Waivers for Vaccine IP: Folly Masquerading as Charity
- The Biden administration recently signaled its willingness to waive intellectual property protections for COVID-19 vaccines.
- It will take other countries years to be able to produce sophisticated U.S. vaccines, and they will use precious raw materials that could otherwise increase production by existing manufacturers.
- People living in poorer countries will not benefit from the waiver, but Russia and China will get free access to cutting-edge U.S. technology.
Earlier this month, U.S. Trade Representative Katherine Tai announced that the Biden administration supports waiving intellectual property protections for U.S. COVID-19 vaccines. The details remain to be negotiated, but a waiver would likely allow any company anywhere in the world to produce the vaccines without paying anything to the companies that developed them.

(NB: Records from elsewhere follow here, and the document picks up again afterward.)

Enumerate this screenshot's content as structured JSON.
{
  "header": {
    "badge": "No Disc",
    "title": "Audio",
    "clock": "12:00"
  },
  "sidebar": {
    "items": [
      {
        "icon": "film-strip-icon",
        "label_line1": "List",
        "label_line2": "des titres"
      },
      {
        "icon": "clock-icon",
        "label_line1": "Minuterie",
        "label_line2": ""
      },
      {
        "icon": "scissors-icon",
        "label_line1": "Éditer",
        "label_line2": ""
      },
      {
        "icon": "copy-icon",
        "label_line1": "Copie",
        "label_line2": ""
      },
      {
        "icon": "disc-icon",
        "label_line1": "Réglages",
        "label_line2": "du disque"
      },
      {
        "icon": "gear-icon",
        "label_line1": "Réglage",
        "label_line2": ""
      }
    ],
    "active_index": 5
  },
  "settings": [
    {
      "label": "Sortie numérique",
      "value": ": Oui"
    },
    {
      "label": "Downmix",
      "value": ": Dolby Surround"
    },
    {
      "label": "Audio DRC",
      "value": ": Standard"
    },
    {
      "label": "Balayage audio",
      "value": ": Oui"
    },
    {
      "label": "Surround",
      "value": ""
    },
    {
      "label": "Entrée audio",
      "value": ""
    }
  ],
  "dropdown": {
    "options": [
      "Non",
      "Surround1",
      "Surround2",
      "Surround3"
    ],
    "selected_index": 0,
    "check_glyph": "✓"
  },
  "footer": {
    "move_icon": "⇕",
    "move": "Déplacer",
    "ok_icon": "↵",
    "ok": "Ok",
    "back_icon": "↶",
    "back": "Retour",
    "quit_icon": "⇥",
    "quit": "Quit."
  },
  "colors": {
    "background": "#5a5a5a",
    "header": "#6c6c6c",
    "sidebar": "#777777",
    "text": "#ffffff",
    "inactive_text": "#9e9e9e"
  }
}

Who Gains from a Vaccine IP Waiver?
The admirable desire to help poor countries obtain vaccines is blinding proponents of the waiver to the predictable consequences. Giving away the secrets of cutting-edge technology used to produce the U.S.-created vaccines will not magically allow poorer countries to produce vaccines. It will take those countries years to build the sophisticated production systems the vaccines require. During that time, they will consume scarce raw materials that U.S. companies could have used to increase production.
It is clear who will suffer and who will benefit from the waiver. Some people who could have received a U.S.-produced vaccine will die of COVID-19 while waiting for an ersatz version. Inevitably, the worst off will be the poorest people in the poorest countries. U.S. companies that invested billions of dollars in risky research to develop the vaccines also will be hurt, as will their employees. Major pharmaceutical companies may naturally think twice in the future before heavily investing in research if their IP is given away.
The immediate beneficiaries will be China and Russia. They are the countries investing heavily to overtake the U.S. in biopharmaceutical research. Giving away our technology will allow them to make up years of research in one fell swoop.
What the Waiver Would Do
The 1995 Agreement on Trade-Related Aspects of Intellectual Property Rights establishes basic standards for respecting IP across World Trade Organization member countries. The WTO itself can, however, grant waivers for members’ obligations, including the obligation to respect IP under the TRIPS agreement.
The waiver process ultimately would require approval by the 164 members of the WTO. Normally, such a proposal would be reached based on consensus, but if a consensus cannot be reached, a three-fourths majority of members can decide to issue the waiver.
Actually producing vaccines requires more than just a waiver of IP laws, however. The waiver would allow WTO member countries to use patent-protected technology relating to the COVID-19 vaccines, but much of the knowledge required to actually make the vaccines is not patented. Trade secrets and expertise are not protected by patent law, and they are also necessary for producing vaccines. If the companies do not cooperate in teaching other countries to use the patented technology, those countries will struggle mightily to produce vaccines even with the waiver.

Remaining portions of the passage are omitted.